Je note, pour moi, sur un coin de table, et je souligne que la capacité d’indignation est sans doute, aussi, un puissant facteur de résistance.

Le chaos-monde

Nous vivons dans un bouleversement perpétuel où les civilisations s’entrecroisent, ou des pans entiers de culture basculent et s’entremêlent, ou ceux qui s’effraient du métissage deviennent des extrémistes. C’est ce que j’appelle le chaos-monde.

On ne peut pas agir sur le moment d’avant pour atteindre le moment d’après. Les certitudes du rationalisme n’opèrent plus, la pensée dialectique a échoué, le pragmatisme ne suffit plus, les vieilles pensées de systèmes ne peuvent comprendre ce monde. Je crois que seules des pensées incertaines de leur puissance, des pensées du tremblement où jouent la peur, l’irrésolu, la crainte, le doute, saisissent mieux les bouleversements en cours. Des pensées métisses, des pensées créoles.

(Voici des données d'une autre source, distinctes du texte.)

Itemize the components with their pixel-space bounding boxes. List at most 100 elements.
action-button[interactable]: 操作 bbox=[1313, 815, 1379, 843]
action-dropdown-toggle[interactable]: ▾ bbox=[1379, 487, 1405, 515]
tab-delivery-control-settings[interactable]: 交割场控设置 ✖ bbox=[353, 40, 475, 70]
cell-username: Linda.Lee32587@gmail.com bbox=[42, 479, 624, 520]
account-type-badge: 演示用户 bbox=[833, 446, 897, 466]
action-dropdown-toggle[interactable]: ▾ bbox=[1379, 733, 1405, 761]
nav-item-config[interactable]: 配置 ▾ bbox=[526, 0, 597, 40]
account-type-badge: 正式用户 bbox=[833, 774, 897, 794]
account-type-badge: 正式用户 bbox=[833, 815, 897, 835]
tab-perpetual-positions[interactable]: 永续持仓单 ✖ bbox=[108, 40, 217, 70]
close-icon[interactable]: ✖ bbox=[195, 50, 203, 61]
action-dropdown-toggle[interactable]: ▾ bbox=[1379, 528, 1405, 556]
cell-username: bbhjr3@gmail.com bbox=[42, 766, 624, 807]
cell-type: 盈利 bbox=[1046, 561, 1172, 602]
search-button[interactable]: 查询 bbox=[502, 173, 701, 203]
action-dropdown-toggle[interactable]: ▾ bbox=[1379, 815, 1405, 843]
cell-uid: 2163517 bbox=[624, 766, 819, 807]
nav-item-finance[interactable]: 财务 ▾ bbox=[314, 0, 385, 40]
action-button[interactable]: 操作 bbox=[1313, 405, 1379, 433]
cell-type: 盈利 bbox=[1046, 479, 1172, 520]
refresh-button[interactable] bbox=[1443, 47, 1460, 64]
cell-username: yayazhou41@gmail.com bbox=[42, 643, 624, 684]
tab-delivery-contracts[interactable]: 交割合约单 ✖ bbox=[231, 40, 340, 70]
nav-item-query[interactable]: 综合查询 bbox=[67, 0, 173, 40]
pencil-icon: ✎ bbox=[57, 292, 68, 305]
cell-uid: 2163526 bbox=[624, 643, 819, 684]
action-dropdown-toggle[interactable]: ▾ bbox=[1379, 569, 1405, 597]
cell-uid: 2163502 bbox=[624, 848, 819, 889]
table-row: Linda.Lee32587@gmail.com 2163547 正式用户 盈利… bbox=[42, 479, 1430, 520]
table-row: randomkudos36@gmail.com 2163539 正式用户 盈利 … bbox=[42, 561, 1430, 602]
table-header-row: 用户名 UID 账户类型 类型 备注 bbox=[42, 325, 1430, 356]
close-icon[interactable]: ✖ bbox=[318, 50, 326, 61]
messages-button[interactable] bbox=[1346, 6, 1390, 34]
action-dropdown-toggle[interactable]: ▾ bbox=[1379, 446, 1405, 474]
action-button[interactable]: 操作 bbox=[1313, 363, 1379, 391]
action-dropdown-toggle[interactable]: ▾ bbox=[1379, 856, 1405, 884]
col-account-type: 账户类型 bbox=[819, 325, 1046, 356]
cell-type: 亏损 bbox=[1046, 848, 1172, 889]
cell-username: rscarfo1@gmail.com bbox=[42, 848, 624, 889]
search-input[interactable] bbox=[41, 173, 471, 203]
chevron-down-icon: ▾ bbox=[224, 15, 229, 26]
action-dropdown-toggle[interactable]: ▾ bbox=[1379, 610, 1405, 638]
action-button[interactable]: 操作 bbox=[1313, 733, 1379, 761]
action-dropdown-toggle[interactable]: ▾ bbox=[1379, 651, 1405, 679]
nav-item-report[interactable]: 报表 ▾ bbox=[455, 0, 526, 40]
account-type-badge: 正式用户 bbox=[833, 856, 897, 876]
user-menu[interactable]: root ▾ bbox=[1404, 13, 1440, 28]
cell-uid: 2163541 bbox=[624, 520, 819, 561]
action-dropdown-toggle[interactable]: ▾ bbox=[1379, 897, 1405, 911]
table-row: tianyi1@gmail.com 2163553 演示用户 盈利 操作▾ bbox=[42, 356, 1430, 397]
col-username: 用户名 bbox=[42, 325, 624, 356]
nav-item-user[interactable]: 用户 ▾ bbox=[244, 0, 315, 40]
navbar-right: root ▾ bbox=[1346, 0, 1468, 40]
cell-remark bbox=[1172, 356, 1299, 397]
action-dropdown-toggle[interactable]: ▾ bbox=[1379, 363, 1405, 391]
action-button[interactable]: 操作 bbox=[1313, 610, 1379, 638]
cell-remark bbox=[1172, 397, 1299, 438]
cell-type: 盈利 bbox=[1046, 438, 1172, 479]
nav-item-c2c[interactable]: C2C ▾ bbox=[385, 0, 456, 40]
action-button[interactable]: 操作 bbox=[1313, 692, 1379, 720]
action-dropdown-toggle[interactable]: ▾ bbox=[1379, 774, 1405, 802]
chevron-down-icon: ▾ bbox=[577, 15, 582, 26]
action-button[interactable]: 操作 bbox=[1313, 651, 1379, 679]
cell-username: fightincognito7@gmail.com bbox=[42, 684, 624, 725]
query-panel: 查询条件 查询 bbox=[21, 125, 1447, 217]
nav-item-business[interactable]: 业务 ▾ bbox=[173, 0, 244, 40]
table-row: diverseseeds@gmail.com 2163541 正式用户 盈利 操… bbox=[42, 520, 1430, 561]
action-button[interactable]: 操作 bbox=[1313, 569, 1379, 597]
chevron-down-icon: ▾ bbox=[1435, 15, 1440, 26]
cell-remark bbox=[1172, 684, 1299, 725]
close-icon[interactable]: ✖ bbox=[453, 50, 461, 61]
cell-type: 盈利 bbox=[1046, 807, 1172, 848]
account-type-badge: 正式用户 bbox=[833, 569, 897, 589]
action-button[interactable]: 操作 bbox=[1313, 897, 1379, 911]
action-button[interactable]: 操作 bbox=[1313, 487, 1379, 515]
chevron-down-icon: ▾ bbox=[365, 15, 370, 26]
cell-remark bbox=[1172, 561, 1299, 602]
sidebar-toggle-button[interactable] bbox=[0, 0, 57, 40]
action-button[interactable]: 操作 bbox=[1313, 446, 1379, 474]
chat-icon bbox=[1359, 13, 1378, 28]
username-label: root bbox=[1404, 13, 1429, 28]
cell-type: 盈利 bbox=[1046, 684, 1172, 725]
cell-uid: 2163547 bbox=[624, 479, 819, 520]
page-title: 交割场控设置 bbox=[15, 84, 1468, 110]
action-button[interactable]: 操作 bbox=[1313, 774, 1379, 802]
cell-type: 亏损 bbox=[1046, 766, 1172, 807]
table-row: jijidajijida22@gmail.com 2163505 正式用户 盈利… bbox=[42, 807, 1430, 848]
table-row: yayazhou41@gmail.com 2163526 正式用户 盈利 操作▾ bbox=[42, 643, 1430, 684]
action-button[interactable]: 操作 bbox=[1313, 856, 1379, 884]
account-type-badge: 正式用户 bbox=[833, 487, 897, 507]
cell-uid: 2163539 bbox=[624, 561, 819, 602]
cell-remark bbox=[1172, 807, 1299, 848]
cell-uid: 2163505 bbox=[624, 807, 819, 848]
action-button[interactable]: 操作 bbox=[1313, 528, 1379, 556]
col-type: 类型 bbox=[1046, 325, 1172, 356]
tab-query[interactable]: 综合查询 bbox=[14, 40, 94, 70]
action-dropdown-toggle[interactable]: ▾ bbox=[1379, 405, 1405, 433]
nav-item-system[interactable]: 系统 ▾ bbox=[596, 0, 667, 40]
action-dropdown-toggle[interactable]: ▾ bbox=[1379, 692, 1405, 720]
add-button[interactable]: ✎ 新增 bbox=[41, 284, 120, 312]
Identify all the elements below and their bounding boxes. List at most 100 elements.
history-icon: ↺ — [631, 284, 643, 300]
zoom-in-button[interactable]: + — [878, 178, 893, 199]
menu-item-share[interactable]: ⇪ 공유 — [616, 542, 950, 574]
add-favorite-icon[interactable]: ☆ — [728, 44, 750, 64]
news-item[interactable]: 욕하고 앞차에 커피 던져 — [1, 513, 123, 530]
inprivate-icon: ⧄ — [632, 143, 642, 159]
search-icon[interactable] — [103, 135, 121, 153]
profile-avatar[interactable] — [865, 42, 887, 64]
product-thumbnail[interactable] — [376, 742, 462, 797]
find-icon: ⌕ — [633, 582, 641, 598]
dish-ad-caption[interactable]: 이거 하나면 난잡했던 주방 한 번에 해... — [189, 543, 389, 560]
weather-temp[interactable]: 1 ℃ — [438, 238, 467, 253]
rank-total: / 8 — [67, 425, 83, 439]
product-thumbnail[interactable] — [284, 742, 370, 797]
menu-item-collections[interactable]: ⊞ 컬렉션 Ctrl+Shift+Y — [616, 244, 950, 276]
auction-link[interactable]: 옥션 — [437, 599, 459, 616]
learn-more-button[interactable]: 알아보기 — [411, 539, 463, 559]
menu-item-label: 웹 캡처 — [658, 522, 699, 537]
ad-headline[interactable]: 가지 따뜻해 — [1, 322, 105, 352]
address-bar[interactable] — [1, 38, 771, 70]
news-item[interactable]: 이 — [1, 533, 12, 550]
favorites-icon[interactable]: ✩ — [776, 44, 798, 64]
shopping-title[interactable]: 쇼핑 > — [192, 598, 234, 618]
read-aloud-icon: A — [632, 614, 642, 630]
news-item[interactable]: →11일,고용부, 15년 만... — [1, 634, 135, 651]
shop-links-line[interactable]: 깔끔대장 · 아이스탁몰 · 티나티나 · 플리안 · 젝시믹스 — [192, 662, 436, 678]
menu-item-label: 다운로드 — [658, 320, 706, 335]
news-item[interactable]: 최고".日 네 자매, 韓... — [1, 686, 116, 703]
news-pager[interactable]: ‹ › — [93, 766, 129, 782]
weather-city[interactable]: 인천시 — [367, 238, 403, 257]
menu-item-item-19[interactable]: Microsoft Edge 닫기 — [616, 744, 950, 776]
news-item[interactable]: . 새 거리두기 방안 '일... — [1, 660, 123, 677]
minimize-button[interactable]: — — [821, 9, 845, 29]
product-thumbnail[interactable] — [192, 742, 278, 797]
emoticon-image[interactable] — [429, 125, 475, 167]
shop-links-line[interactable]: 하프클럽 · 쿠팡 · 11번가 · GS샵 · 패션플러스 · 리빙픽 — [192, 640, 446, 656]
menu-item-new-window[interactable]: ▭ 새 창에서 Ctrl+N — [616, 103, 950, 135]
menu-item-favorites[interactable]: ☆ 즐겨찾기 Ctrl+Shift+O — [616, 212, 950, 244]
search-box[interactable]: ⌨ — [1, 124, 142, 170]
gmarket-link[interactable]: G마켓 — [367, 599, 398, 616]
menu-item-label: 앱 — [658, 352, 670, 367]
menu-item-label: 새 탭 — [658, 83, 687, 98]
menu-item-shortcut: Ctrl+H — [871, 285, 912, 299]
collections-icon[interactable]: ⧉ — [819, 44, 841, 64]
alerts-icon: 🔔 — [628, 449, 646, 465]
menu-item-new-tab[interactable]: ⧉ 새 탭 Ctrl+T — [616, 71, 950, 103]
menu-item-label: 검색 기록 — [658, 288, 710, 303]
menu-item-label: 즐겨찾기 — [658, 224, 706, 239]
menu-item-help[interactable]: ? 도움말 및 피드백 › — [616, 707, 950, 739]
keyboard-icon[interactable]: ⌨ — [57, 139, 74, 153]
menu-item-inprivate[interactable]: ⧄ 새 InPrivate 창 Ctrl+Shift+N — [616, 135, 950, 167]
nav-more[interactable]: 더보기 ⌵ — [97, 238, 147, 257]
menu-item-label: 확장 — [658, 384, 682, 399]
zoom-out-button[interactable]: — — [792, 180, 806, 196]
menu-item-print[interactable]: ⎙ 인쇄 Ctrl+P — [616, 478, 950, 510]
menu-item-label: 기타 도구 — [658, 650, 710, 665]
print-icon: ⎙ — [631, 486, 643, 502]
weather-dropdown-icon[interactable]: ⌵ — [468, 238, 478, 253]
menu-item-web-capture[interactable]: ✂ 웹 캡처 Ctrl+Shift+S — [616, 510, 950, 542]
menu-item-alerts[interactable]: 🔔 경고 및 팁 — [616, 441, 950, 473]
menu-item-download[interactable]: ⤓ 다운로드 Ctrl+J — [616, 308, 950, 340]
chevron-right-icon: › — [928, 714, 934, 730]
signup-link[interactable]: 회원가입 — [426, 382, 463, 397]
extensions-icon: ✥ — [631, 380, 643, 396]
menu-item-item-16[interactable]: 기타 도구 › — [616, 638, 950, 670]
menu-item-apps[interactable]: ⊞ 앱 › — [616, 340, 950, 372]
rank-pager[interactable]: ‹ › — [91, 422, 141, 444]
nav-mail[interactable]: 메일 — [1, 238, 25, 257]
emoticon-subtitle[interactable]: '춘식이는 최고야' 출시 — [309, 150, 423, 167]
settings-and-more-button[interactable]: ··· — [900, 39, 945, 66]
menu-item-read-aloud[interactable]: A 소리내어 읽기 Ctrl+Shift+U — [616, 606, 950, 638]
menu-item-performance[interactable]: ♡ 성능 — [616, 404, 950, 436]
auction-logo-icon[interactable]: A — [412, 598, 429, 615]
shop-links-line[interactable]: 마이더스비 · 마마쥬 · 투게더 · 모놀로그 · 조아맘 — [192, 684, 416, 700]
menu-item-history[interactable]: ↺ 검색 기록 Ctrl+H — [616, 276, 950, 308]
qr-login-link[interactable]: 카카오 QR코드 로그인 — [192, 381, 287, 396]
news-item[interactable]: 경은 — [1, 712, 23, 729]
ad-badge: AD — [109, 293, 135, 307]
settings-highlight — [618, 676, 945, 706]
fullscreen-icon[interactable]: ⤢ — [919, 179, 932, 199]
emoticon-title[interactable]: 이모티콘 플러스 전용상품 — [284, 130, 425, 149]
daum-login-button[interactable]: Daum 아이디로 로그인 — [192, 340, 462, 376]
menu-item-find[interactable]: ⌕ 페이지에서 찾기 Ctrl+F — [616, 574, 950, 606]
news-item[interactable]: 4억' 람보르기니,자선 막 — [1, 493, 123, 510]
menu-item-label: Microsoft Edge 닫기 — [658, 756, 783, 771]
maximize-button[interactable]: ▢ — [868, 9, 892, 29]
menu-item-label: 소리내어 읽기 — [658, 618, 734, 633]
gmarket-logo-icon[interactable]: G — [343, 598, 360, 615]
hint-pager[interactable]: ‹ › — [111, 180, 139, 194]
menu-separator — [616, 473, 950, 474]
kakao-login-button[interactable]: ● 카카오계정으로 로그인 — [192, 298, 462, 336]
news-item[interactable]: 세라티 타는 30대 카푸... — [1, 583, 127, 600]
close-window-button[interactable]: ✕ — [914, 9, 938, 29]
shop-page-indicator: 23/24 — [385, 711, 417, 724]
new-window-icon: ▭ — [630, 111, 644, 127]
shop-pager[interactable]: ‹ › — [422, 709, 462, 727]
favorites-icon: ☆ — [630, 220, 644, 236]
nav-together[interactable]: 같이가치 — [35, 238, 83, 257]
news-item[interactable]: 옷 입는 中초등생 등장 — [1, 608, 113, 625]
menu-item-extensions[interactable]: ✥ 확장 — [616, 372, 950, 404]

Edouard GLISSANT, Le Monde2, 31-12-2004

La doléance

En ce début 2012, au moment où tant de choses, dans la vie de ce pays où je vis, dans la vie de l’Europe, du monde, se dessinent, vont se décider, je veux mettre en évidence ceci, simplement. Il ne s’agit pas de répercuter une plainte, mais de rendre compte d’un espoir. Et puis, mon Dieu, comme l’urgence est là !

Ecoutez: La doléance

Chercher l’inespéré

Cynthia FLEURY, 35 ans, est philosophe, professeur à l’IEP et à l’Ecole Polytechnique de Paris.

Dans une interview donnée au Monde.fr, le 23 octobre 2010, elle plaide en faveur d’un compromis démocratique.

Elle souligne que ce serait une erreur de considérer que les élites – issues du pouvoir représentatif – sont seules légitimes. « Dans les démocraties modernes, il y a d’un côté des citoyens éclairés, des citoyens responsables, et de l’autre des élites éclairées, des élites responsables. Le dénigrement systématique ne mène à rien. La démocratie, ce n’est pas la réciprocité des mépris. »

J’admire l’intelligence et la clairvoyance de cette jeune femme. Et son engagement quand elle affirme la nécessité, pour sortir des crises dans lesquelles nous nous trouvons, de ré-inventer la démocratie. Elle cite cette très belle phrase d’Héraclite: Si tu ne cherches pas l’inespéré, tu ne trouveras rien.
Elle note, comme le fait Bernard Stiegler à sa manière [voir Ars Industrialis], que nous faisons face à une exigence de pluralité et de complémentarité des légitimités, à un impératif d’invention démocratique. Aujourd’hui, les réseaux – de trans-individuation selon le terme utilisé par Stiegler, sont des outils extraordinairement créatifs, productifs, pour alimenter une production collective, plurielle, de la raison publique et du pouvoir d’Etat. Fleury dit croire aux majorités qualifiées citoyennes qui peuvent surgir de ces réseaux sociaux, et renouveler notre exercice de la démocratie.